Vivre en Gaule romaine (0 à 100) · DE –50 À LA CHUTE DE ROME
Le chapitre principal présente, en section I, Arminius comme l’artisan du désastre de Teutobourg en 9 apr. J.-C. — un ancien officier auxiliaire romain, devenu citoyen romain de rang équestre, qui retourne sa connaissance de l’armée romaine contre Varus. Ce zoom suit la suite de sa trajectoire, jusqu’à sa propre fin, aussi brutale que méconnue.

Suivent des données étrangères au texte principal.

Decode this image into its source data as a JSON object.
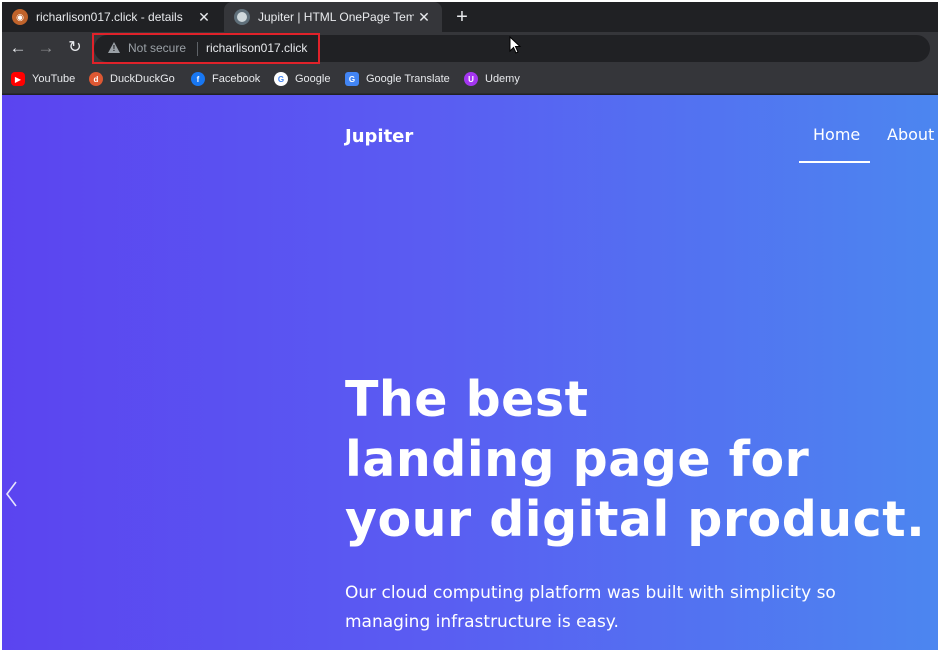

Après Teutobourg, Arminius devient la figure dominante de la Germanie libre, au point de rivaliser avec Marobod, roi des Marcomans, seul chef germanique d’une stature comparable. Selon Tacite, cette rivalité tient aussi à leurs statuts opposés aux yeux des peuples germaniques : le titre royal de Marobod suscite la défiance de ses propres sujets, tandis qu’Arminius, qui se garde de revendiquer une telle couronne, est perçu comme le champion de la liberté germanique. Les deux hommes finissent par lever chacun leur armée l’un contre l’autre, sans qu’aucune victoire décisive ne vienne trancher durablement leur rivalité.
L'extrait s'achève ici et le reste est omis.